J'ai toujours fait un amalgame entre la bouffe et le sexe. Günter et son œuf cru est à mes yeux l'exemple type de l'homo refoulé. La façon dont il le suce est assez explicite à mes yeux. Victorien lui prend une orange. Pas un jus d'orange dans un verre non, une orange qu'il pèle soigneusement et dans laquelle il mord d'une façon si sensuelle que c'en est un appel à la luxure. Cet homme est une bête de sexe j'en suis sûre. Et ce matin, j'ai beau ne pas le regarder manger, les seuls bruits de succion qu'il produit me donne envie de hurler.

« Pourquoi tu ne me regardes pas ? » dit-il d'une voix encore rauque de sommeil, « Je ne te comprend plus, avant on n'arrêtait pas de parler et maintenant c'est à peine si j'entend le son de ta voix quand nous sommes dans la même pièce »

« C'est juste que je ne vais pas très fort » finis-je par dire péniblement. Cette promiscuité est intolérable. J'ai d'abord songé à trucider la voisine mais j'ai opté pour la sagesse et je cherche un nouvel appart sans en dire mot à personne pour l'instant.

« Dis moi ce qui ne va pas alors ! »

« C'est personnel » je réponds froidement, me voyant mal lui rétorquer que c'est juste parce que je crève de ne pas être celle qu'il serre dans ses bras.

« Très bien, je n'insiste pas » dit-il, visiblement vexé.

Je risque un regard vers lui. Il ne s'est pas encore coiffé et ses cheveux sont en paquets, dénudant sa nuque. J'aimerais y passer la main. Je ne supporterais pas encore tout cela bien longtemps. Il finit par partir vers la salle de bain.

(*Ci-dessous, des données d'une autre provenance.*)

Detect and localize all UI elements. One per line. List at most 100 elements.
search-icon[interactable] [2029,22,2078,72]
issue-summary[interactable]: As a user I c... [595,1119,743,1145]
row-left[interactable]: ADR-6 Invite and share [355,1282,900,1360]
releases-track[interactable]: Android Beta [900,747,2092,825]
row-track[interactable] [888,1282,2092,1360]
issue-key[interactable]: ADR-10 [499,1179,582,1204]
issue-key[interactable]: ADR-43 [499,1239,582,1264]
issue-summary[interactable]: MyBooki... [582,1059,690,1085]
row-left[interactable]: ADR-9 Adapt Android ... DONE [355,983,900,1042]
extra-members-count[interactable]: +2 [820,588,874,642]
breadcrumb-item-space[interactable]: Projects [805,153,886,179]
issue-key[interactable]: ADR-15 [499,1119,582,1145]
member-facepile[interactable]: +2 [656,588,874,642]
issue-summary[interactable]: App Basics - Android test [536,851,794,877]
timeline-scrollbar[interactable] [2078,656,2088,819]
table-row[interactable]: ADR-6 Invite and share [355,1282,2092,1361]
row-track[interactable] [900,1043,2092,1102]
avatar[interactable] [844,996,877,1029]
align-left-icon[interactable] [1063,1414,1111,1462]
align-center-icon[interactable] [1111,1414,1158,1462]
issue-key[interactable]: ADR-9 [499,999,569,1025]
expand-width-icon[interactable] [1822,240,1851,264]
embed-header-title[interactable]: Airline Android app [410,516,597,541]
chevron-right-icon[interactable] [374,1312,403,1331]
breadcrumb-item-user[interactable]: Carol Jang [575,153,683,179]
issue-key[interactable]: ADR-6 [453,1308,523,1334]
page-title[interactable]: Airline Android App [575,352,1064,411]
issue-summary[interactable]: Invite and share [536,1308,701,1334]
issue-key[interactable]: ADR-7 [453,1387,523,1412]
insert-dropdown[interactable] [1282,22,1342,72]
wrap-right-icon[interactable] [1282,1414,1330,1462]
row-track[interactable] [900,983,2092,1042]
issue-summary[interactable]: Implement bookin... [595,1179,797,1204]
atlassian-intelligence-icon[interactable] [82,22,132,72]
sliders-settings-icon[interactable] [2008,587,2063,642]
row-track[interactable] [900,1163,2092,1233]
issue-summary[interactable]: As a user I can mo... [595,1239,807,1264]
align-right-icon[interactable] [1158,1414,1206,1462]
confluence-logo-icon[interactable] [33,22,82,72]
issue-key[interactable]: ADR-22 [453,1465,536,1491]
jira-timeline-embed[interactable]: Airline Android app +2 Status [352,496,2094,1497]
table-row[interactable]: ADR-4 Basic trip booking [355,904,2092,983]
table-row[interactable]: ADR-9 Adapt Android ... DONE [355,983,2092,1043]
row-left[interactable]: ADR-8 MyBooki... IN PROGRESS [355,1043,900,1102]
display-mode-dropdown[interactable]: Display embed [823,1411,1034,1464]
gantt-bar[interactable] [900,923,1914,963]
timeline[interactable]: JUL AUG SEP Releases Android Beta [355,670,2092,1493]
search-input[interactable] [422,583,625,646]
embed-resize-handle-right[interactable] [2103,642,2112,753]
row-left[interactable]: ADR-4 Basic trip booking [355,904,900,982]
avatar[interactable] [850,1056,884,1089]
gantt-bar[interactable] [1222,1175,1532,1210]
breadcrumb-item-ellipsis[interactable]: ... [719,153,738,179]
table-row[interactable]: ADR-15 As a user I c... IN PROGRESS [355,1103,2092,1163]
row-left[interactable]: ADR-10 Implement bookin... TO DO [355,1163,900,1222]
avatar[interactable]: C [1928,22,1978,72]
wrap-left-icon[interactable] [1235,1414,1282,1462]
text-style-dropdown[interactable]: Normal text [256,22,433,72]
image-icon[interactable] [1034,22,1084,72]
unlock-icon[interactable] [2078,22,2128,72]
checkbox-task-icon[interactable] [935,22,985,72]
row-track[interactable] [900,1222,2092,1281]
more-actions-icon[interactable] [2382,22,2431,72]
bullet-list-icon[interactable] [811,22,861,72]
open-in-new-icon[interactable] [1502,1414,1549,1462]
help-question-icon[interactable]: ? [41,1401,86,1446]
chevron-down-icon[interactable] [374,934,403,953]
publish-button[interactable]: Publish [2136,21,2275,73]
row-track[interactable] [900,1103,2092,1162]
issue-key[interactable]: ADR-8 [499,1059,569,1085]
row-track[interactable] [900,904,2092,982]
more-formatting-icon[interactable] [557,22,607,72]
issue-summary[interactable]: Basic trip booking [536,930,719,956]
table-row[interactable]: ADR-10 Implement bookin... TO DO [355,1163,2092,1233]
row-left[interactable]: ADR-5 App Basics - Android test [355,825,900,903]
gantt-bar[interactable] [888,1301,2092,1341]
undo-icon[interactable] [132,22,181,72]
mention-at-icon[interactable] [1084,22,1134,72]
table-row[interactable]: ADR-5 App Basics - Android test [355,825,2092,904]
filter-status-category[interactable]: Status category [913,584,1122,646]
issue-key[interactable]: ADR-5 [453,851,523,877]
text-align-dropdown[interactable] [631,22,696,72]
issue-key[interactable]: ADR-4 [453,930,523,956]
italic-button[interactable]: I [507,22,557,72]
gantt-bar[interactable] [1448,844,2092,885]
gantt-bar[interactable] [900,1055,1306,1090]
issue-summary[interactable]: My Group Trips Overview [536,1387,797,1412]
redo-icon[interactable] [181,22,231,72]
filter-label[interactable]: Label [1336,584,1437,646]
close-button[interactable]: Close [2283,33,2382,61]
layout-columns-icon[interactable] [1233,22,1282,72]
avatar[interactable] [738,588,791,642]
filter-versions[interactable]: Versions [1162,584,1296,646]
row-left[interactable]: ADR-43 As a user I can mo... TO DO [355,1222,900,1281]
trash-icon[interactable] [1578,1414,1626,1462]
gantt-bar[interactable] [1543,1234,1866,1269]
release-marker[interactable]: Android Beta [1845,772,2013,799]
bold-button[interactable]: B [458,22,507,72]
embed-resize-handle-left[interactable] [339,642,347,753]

Je ne comprends pas. Nous deux, ça me semblait évident, nous nous entendions si bien… Mais non, les choses ne tournent pas toujours comme nous le voudrions, et ce n'est pas parce que nous nous retrouvons un jour en face de celui dont on a rêvé toute notre vie, dont on est capable d'aimer jusqu'aux défauts, que cela veut dire que nous sommes ce que lui attend.

Alors je vais me lever de cette chaise sur laquelle j'ai l'impression de peser une tonne, je vais aller bosser, comme tous les matins, en laissant dans cet appartement encore un peu plus de mon espoir d'être aimée un jour pour ce que je suis.